どうでもいい幾つかのQ&Aを反芻しながら、速やかに出て
行って欲しい一心で突きまくった。
蝙蝠も負けじと威嚇攻撃。
豚鼻のベルベット野郎は思いの外しぶとく、自力で追い出す
ことを断念。夜行性だから暗くならないと動かない、動けない
のかも…と思い直してひとまず撤退。

ヴァージニア・ウルフの短編『壁の染み』は壁に突然出来た
謎の小さくて丸い染みを通して女主人公が様々な思いをめぐら
せる作品。
中古物件で買った邸宅に住んでいる主人公夫婦、以前の家主の
嗜好等も知った上での購入だったが、壁の染みがどのようにし
て生じたものか全く見当がつかなかった。
「ひとつのことが一度為されてしまえば誰もそれがどのように
して為されたかを知ることはもうできないのだ。いやはや何と
いう人生の神秘。何という思考の杜撰さ。人間の愚昧さ。
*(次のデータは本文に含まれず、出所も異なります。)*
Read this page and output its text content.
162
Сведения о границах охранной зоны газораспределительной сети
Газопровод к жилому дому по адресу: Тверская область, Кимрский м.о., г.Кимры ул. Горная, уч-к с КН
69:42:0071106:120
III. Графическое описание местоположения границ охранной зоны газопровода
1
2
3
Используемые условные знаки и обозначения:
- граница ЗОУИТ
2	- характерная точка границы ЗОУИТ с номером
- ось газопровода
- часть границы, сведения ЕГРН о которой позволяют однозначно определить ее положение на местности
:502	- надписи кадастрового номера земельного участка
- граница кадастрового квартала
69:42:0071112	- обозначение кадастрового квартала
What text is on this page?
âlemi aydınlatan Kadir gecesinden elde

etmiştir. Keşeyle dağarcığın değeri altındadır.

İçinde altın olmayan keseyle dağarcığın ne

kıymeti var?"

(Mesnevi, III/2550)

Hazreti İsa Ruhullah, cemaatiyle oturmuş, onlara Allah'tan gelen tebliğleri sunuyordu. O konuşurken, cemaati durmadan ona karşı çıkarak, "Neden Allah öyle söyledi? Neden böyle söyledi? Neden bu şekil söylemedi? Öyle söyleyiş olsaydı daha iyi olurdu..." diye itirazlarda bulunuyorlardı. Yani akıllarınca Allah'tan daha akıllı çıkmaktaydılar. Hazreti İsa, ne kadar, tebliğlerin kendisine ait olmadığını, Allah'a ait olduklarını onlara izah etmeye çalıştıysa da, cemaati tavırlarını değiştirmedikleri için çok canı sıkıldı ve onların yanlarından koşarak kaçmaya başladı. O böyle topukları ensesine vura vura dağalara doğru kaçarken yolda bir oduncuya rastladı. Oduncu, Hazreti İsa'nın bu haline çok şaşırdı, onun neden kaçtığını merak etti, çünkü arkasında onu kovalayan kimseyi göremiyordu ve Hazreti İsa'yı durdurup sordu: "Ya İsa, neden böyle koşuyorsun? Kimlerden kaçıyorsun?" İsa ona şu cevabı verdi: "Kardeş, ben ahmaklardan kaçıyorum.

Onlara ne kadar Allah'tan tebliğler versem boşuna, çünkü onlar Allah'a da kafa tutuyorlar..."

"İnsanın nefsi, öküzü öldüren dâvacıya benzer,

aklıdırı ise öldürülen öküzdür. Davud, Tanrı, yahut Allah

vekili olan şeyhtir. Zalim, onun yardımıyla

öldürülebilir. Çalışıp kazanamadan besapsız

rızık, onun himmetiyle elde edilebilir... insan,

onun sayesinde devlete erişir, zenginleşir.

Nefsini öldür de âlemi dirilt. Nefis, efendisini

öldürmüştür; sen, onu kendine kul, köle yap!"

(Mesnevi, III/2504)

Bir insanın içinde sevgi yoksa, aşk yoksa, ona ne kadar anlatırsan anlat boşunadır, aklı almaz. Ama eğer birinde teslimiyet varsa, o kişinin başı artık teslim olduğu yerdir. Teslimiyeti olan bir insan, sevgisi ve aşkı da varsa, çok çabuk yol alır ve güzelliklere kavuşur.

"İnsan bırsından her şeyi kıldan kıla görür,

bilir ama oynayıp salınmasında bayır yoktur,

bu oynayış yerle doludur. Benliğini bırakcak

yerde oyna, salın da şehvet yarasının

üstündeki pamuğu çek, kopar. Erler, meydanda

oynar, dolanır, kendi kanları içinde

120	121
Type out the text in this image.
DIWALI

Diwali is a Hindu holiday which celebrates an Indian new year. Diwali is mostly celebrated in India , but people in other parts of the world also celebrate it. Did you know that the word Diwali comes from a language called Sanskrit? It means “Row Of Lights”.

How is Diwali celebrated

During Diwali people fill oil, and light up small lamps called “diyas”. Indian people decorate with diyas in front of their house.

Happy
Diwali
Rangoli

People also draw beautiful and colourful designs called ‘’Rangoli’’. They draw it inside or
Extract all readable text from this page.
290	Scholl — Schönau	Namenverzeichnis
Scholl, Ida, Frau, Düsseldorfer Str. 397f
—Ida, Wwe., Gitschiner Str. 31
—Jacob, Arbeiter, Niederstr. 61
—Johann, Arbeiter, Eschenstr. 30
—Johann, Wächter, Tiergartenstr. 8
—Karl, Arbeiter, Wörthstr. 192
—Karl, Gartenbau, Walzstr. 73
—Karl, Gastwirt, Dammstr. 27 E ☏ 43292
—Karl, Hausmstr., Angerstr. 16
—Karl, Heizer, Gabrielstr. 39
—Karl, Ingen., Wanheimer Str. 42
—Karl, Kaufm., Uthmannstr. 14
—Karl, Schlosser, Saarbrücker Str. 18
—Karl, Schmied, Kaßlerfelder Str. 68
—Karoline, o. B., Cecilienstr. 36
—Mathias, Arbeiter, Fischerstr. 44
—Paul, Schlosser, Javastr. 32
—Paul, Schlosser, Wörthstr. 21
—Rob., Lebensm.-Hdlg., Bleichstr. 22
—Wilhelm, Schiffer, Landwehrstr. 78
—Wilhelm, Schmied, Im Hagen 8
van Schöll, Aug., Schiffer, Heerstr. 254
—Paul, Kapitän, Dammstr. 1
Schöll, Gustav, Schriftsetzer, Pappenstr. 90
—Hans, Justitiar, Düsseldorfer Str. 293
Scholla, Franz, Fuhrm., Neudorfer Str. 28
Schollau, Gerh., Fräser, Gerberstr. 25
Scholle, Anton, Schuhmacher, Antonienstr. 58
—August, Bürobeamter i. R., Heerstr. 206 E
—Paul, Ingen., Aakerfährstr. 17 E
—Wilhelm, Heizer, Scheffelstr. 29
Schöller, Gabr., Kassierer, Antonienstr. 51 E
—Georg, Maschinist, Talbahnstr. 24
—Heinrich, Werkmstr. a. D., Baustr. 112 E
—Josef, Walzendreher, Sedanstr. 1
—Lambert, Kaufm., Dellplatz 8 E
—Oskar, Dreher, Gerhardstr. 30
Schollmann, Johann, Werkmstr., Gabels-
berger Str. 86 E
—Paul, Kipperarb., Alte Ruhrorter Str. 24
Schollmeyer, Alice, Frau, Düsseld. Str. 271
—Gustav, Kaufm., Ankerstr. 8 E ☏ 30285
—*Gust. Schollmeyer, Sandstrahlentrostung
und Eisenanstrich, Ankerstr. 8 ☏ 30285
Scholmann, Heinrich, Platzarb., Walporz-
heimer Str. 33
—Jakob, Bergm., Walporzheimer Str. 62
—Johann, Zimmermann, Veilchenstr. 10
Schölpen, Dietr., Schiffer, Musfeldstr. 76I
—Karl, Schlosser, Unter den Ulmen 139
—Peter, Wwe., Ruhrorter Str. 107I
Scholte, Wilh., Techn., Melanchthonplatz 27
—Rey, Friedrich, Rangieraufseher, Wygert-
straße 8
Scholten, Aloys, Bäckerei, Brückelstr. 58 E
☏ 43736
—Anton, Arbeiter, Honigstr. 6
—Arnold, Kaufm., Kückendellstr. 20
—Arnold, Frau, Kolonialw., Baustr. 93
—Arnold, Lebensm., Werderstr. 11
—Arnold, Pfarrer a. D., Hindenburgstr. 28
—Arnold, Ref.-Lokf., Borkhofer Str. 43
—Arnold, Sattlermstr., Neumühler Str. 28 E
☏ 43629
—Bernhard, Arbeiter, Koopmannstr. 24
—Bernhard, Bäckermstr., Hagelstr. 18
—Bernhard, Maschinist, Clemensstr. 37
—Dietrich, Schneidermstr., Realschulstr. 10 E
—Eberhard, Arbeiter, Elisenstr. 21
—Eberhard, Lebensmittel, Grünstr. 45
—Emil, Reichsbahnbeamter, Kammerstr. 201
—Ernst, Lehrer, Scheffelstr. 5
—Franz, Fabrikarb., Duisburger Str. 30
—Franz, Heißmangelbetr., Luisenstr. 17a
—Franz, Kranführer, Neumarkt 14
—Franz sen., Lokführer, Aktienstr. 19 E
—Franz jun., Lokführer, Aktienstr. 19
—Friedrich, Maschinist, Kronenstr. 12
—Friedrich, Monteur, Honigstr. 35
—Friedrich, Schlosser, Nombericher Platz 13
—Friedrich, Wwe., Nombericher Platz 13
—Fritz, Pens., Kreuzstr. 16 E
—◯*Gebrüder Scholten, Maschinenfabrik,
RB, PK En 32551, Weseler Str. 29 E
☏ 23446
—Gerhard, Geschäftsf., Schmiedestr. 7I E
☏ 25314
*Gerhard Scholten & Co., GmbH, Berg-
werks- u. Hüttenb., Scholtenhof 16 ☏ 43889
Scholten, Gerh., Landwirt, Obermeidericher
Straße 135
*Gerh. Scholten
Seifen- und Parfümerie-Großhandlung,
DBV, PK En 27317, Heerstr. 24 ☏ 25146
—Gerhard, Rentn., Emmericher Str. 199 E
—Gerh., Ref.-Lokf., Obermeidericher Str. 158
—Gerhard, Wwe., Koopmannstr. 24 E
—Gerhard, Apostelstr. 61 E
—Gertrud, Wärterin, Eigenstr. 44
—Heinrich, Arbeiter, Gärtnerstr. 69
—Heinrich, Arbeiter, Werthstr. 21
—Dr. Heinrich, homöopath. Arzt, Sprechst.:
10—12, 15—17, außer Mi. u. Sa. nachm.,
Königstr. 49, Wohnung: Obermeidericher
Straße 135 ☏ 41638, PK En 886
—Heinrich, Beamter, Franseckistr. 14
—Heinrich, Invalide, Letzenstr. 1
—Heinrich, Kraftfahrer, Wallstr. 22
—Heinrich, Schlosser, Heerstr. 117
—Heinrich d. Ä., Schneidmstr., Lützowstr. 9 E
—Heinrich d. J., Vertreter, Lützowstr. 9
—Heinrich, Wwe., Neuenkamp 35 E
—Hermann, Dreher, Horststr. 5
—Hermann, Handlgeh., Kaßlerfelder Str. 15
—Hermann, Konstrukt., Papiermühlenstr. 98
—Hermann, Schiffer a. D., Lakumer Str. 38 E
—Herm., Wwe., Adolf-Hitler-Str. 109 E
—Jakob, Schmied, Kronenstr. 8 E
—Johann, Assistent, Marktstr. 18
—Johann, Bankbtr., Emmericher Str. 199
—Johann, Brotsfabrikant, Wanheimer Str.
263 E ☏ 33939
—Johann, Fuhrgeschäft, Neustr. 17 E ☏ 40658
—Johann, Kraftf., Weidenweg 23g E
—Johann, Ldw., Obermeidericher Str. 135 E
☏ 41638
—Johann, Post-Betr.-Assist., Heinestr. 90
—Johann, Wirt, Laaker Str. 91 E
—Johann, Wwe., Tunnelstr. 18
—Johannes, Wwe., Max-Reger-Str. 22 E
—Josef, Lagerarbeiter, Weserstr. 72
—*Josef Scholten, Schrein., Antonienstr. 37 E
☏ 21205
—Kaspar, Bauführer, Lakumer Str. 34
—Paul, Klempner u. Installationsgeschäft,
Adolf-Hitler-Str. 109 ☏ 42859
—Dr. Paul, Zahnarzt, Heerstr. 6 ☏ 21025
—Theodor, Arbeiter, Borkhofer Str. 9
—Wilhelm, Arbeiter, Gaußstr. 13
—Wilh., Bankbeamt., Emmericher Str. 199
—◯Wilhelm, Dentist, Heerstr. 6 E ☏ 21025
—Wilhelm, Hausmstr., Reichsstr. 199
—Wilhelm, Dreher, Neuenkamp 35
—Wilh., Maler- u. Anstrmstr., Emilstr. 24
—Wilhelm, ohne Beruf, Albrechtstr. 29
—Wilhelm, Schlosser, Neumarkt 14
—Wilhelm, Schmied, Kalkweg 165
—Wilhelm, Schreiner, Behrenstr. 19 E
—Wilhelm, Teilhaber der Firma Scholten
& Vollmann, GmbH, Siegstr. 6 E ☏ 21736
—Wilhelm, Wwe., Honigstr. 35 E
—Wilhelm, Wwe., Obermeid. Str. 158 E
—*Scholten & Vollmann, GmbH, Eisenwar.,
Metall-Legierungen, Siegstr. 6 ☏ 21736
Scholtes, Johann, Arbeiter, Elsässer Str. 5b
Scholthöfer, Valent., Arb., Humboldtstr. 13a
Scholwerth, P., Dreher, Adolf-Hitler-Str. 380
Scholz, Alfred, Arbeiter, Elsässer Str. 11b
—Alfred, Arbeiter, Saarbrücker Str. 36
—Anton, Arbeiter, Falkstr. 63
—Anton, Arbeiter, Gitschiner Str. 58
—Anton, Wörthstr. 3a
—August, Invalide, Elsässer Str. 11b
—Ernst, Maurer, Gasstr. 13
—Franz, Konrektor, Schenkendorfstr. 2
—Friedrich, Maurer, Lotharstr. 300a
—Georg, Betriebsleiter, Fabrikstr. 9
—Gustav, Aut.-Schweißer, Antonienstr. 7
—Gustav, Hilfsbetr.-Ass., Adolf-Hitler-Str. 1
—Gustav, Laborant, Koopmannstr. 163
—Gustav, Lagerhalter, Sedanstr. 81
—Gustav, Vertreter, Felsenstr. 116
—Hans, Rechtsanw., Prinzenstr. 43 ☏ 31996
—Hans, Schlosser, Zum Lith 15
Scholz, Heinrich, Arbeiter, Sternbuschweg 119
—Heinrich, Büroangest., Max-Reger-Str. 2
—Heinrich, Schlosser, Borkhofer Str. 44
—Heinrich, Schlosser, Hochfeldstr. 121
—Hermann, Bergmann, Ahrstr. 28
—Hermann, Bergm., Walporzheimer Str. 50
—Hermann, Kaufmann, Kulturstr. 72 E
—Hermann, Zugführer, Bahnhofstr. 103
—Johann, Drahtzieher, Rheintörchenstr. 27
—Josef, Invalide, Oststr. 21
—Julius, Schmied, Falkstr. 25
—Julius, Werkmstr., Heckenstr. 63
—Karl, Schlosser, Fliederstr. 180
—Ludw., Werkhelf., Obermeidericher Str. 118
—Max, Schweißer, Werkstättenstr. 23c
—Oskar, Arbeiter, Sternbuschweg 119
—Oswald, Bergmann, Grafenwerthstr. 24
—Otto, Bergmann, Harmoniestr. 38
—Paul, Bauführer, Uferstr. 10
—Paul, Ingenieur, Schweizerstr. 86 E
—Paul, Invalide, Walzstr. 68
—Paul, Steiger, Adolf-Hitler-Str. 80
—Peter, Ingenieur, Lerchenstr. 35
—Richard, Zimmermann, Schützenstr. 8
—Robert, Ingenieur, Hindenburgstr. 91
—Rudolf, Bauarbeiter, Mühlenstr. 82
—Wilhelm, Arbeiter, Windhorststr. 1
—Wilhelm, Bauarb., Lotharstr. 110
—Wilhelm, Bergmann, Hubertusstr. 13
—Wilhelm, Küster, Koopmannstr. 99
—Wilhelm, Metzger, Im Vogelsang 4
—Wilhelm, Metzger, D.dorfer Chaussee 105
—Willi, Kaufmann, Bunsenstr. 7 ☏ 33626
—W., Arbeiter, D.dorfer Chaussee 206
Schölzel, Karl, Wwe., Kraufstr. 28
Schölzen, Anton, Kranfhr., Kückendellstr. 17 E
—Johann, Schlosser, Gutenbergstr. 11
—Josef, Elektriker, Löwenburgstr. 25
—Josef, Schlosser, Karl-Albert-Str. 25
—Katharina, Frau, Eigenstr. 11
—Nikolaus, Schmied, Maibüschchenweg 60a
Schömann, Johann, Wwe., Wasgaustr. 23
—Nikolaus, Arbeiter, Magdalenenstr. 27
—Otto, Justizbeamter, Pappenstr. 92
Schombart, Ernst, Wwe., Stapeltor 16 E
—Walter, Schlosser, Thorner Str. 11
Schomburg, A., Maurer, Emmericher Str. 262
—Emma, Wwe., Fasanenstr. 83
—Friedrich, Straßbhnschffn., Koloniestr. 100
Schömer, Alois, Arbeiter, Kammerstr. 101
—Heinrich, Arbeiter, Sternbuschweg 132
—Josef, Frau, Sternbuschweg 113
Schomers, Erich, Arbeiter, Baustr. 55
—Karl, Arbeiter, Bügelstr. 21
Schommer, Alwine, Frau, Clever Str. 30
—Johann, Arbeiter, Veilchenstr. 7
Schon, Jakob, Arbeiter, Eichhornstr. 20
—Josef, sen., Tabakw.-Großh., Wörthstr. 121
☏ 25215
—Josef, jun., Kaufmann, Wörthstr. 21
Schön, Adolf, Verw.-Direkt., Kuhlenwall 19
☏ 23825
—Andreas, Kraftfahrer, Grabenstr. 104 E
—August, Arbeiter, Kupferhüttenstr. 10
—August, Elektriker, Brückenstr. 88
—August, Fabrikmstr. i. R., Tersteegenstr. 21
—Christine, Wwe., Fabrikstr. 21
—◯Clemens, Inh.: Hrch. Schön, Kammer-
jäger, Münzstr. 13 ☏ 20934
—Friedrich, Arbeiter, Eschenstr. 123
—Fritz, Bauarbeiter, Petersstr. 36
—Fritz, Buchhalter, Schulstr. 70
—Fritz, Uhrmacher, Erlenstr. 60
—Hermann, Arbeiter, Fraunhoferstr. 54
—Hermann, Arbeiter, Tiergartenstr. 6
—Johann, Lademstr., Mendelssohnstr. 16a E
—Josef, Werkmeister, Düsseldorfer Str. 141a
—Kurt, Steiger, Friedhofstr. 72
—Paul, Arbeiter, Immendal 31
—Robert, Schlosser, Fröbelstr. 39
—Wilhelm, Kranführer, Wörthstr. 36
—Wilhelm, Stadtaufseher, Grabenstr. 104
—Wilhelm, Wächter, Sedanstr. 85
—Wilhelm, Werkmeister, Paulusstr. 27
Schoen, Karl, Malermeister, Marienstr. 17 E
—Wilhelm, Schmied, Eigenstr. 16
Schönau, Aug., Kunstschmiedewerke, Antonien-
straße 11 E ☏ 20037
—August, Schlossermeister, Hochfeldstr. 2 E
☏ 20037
自分
たちの所有物に対する支配力がいかに僅少であるかをそれは示
している――こうした生活がつまりは私たちの文化であると
いうのは何とも心許ないことではないだろうか――」
(159頁1行目~5行目『ヴァージニア・ウルフ短篇集』
西崎憲訳 ちくま文庫)
自分の家の壁の染み一つ明らかに出来ないなんて。
知らなくても何の支障も来たさないことではある。
そのようなことで逐一立ち止まって考える時間と精神的余裕が
無いという悲しい現実問題が横たわっているけれど、ふと見渡
せばそこいらじゅう穴だらけなんてことがあったりして。
ヴァージニア・ウルフ短篇集

昼食後見に行くと蝙蝠は消えていた。
義祖父が無理矢理追っ払ったらしい。壁の真下にある段ボール
の中へ落下したときに窓から投げ捨てたと言っていた。
昼の蝙蝠は飛ぶのがままならないらしく、窓から投げ捨てると
羽根をバタつかせることもせず、庭の木々の間に落下したらしい。
「蝙蝠って昼間は飛ばないんだな。あのまま猫にでも食べられ
るんじゃないか。」
……どうなんだろう?確かめたいとは思わないが。